Nella lista dei desideri per il nuovo anno c'è un posto anche per Roberta. "Mi auguro per mia sorella che possa crescere, raggiungere i suoi obiettivi, anche quelli che sembrano piccoli. Lei quest'anno ha iniziato le elementari e io la sto aiutando a fare i compiti: il fatto che abbia imparato a scrivere anche solo il suo nome, e ogni volta che lo fa, per me è uno shock. Riesce a raggiungere obiettivi che le poniamo noi, penso a mia mamma in particolare, e obiettivi che si pone lei stessa. E spero che diventi più grande possibile. Poi si vedrà. Non mi piace troppo pensare al futuro, perché c'è sempre questa incertezza.
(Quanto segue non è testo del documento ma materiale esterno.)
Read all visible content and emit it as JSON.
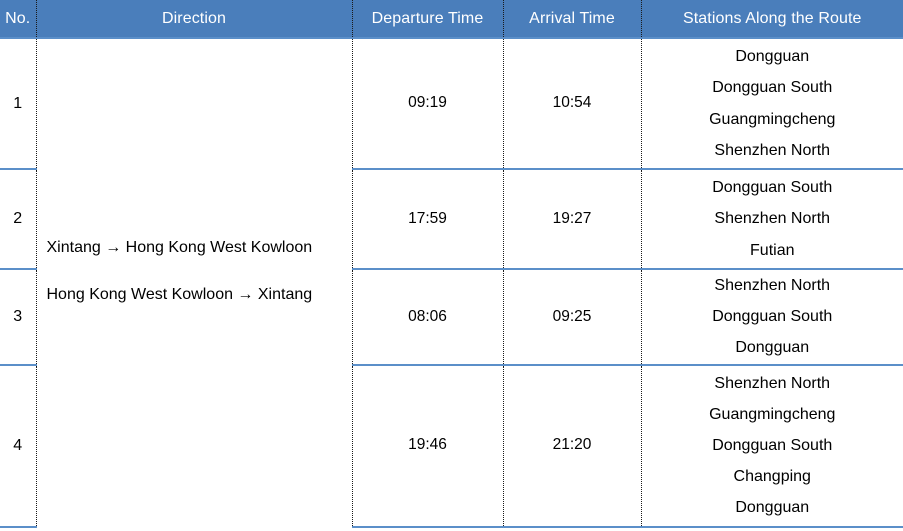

Quindi ti godi il presente. Se penso solo a un anno fa, il percorso di Roberta è stato incredibile, aiutato dalla scuola. Un augurio per lei è di non dover lottare per i suoi diritti, anche se la vedo dura, di non doversi mai sentire emarginata. Anche io a volte mi sento così, per il semplice fatto di aver vissuto certe situazioni. Nell'ambito della scuola penso sia brutto non sentirsi inclusi".
Francesca fa anche un bilancio dell'anno che si chiude oggi, da cui traspare il peso del Covid. "Per noi non è mai andato via - spiega - Molti lo hanno dimenticato. Ma in famiglia anche prima che arrivasse dovevamo sempre stare attenti, tenere le mascherine al primo starnuto, vedere gli infermieri con le mascherine, chiunque venga da fuori, anche nonni parenti, e ora tamponi, eccetera. Forse c'è stata anche un pochino di pressione in più quest'anno, perché prima tutti si proteggevano, ora no e occorre stare ancora più attenti".
Francesca crede molto nel ruolo della scuola, anche per insegnare la 'normalità della diversità'. "Mi dà fastidio quando si parla di disabilità tanto per farlo, magari per accalappiare voti o perché è la giornata dedicata. Ma se si inizia dalla scuola, basta un'assemblea d'istituto e poi un'altra in un altro istituto, poi un giornale scrive, da una cosa ne nasce un'altra e magari qualcosa cambia. Tutti siamo stati a scuola, anche i 50enni di adesso. Per cui se si inizia a fare qualcosa in questo ambito, a sensibilizzare, educare, poi i risultati a lungo andare secondo me si vedono. Dove altro puoi farlo? Crescere in un determinato contesto aiuta, ti permette di capire di più gli altri, di capire che non esiste un concetto univoco di normalità, ma se provassimo a fare qualcosa di comune, la tua normalità diventerebbe molto più simile alla mia e, se si va a vedere, tutta questa differenza non c'è più".